Saya dan Yunaz sempat bertanya soal biaya hidup di Depok kepada Mbak Syifa. Pertama, soal indekos. Biaya indekos di Depok berkisar Rp400.000,00 sampai Rp700.000,00 per bulan. Menurutnya, yang paling banyak adalah sekitar Rp500.000,00.Kedua, biaya makan. Untuk makanan, intinya tidak semahal di Jakarta.
Tiga puluh menit kemudian ibu Mbak Syifa datang. Saya segera berkenalan. Kami sebenarnya berencana pulang setelah asar, tetapi oleh ibu Mbak Syifa disuruh pulang setelah magrib saja, diajak berbuka puasa di sana. Wah, saya harus mengabari Mas Bagos dulu.
Setelah salat asar, barulah saya bertemu dengan teman ayah saya, Pak Warsono namanya.
Pak Warsono: “Harrits, ya?”
Saya : “Iya, Om,” sambil melihat ke atas karena Pak Warsono tinggi sekali.
Jadi, dalam satu keluarga itu tidak ada yang pendek. Minimal di atas saya sedikit. Saya dan Yunaz seperti orang kerdil di sana. Hehehe. Namun, apalah arti tinggi badan, toh sama-sama manusia. Ya, kan? Tapi memang keren sih kalau tinggi. Hmm… Omong-omong, saya pakai gaya tulisan yang santai saja, ya. Biar saya nulisnya juga enak. Lagi pula ini bukan skripsi. Hehehe.

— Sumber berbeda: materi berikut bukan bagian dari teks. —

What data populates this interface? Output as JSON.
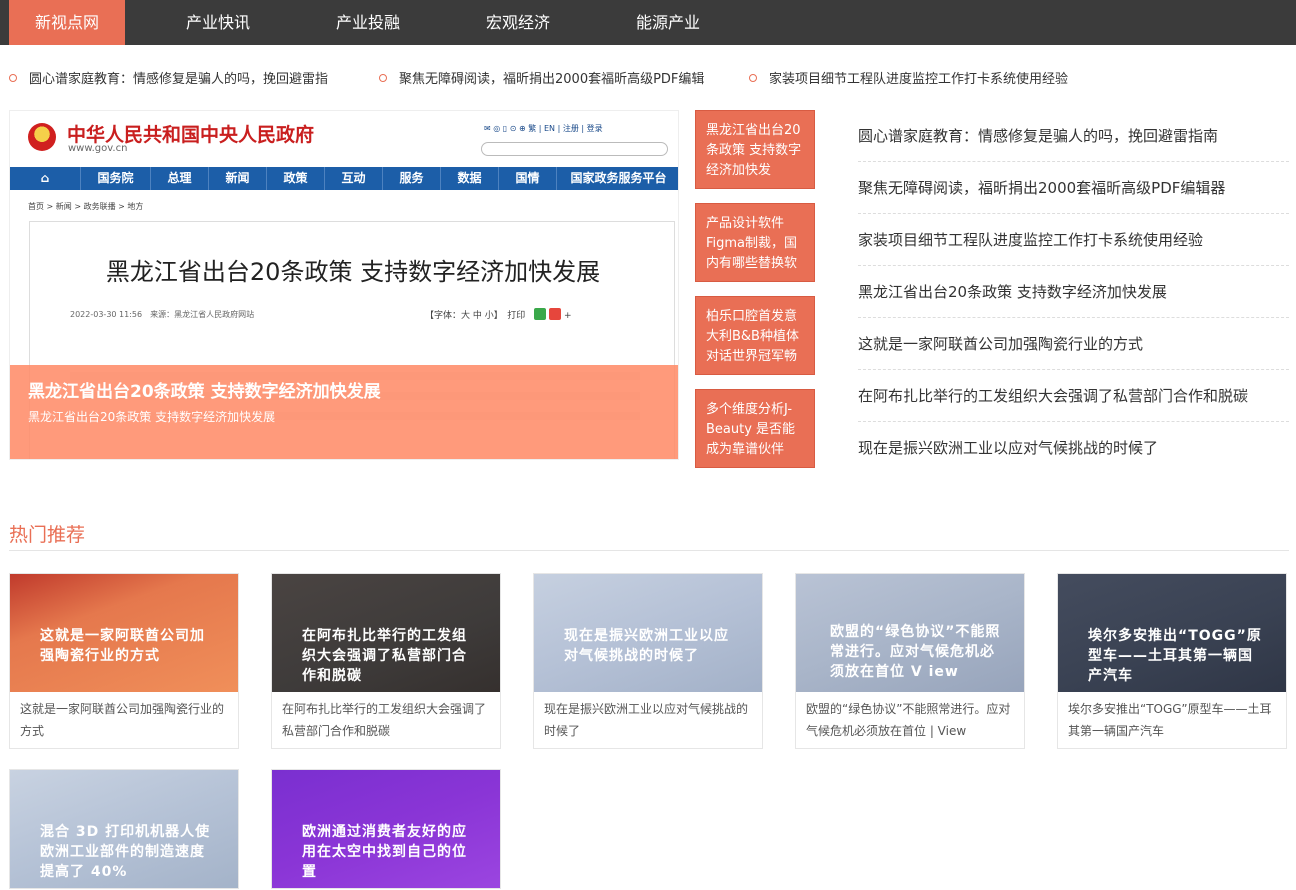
{
  "nav": {
    "items": [
      "新视点网",
      "产业快讯",
      "产业投融",
      "宏观经济",
      "能源产业"
    ],
    "active": 0
  },
  "ticker": [
    "圆心谱家庭教育：情感修复是骗人的吗，挽回避雷指",
    "聚焦无障碍阅读，福昕捐出2000套福昕高级PDF编辑",
    "家装项目细节工程队进度监控工作打卡系统使用经验"
  ],
  "hero": {
    "gov": {
      "site_title": "中华人民共和国中央人民政府",
      "url": "www.gov.cn",
      "links": "繁 | EN | 注册 | 登录",
      "menu": [
        "国务院",
        "总理",
        "新闻",
        "政策",
        "互动",
        "服务",
        "数据",
        "国情",
        "国家政务服务平台"
      ],
      "breadcrumb": "首页 > 新闻 > 政务联播 > 地方",
      "article_title": "黑龙江省出台20条政策 支持数字经济加快发展",
      "article_meta": "2022-03-30 11:56　来源：黑龙江省人民政府网站",
      "article_tools": "【字体：大 中 小】　打印"
    },
    "caption_title": "黑龙江省出台20条政策 支持数字经济加快发展",
    "caption_sub": "黑龙江省出台20条政策 支持数字经济加快发展"
  },
  "side_boxes": [
    "黑龙江省出台20条政策 支持数字经济加快发",
    "产品设计软件Figma制裁，国内有哪些替换软",
    "柏乐口腔首发意大利B&B种植体 对话世界冠军畅",
    "多个维度分析J-Beauty 是否能成为靠谱伙伴"
  ],
  "side_list": [
    "圆心谱家庭教育：情感修复是骗人的吗，挽回避雷指南",
    "聚焦无障碍阅读，福昕捐出2000套福昕高级PDF编辑器",
    "家装项目细节工程队进度监控工作打卡系统使用经验",
    "黑龙江省出台20条政策 支持数字经济加快发展",
    "这就是一家阿联酋公司加强陶瓷行业的方式",
    "在阿布扎比举行的工发组织大会强调了私营部门合作和脱碳",
    "现在是振兴欧洲工业以应对气候挑战的时候了"
  ],
  "hot": {
    "title": "热门推荐",
    "cards": [
      {
        "thumb_text": "这就是一家阿联酋公司加强陶瓷行业的方式",
        "caption": "这就是一家阿联酋公司加强陶瓷行业的方式",
        "bg": "#e5784d"
      },
      {
        "thumb_text": "在阿布扎比举行的工发组织大会强调了私营部门合作和脱碳",
        "caption": "在阿布扎比举行的工发组织大会强调了私营部门合作和脱碳",
        "bg": "#3e3b3a"
      },
      {
        "thumb_text": "现在是振兴欧洲工业以应对气候挑战的时候了",
        "caption": "现在是振兴欧洲工业以应对气候挑战的时候了",
        "bg": "#b5c1d6"
      },
      {
        "thumb_text": "欧盟的“绿色协议”不能照常进行。应对气候危机必须放在首位 V iew",
        "caption": "欧盟的“绿色协议”不能照常进行。应对气候危机必须放在首位 | View",
        "bg": "#a9b5c9"
      },
      {
        "thumb_text": "埃尔多安推出“TOGG”原型车——土耳其第一辆国产汽车",
        "caption": "埃尔多安推出“TOGG”原型车——土耳其第一辆国产汽车",
        "bg": "#3a4253"
      },
      {
        "thumb_text": "混合 3D 打印机机器人使欧洲工业部件的制造速度提高了 40%",
        "caption": "",
        "bg": "#b5c2d6"
      },
      {
        "thumb_text": "欧洲通过消费者友好的应用在太空中找到自己的位置",
        "caption": "",
        "bg": "#8a35d6"
      }
    ]
  }
}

Pak Warsono ikut duduk bersama saya, Yunaz, dan Dafa. Ia bercerita bahwa ia dulu pernah gondrong dan kurus. Lebih kurus dan gondrong dari Yunaz. Ya awalnya saya tidak percaya karena dia kan tentara. Tetapi memang benar. Ia juga bercerita mengenai masa sekolahnya sewaktu bersama bapak saya. Pak Warsono ini juga menyukai seni dulu. Ia bisa menari bahkan. Sulit dibayangkan dengan bentuk tubuh Pak Warsono yang tinggi nan kekar itu. Orangnya santai, tapi ia bercerita bahwa jika ia menemukan hal yang menyimpang pasti ditegur, dimarahi kadang. Prinsip ini ada benarnya. Sebut saja tegas dan disiplin.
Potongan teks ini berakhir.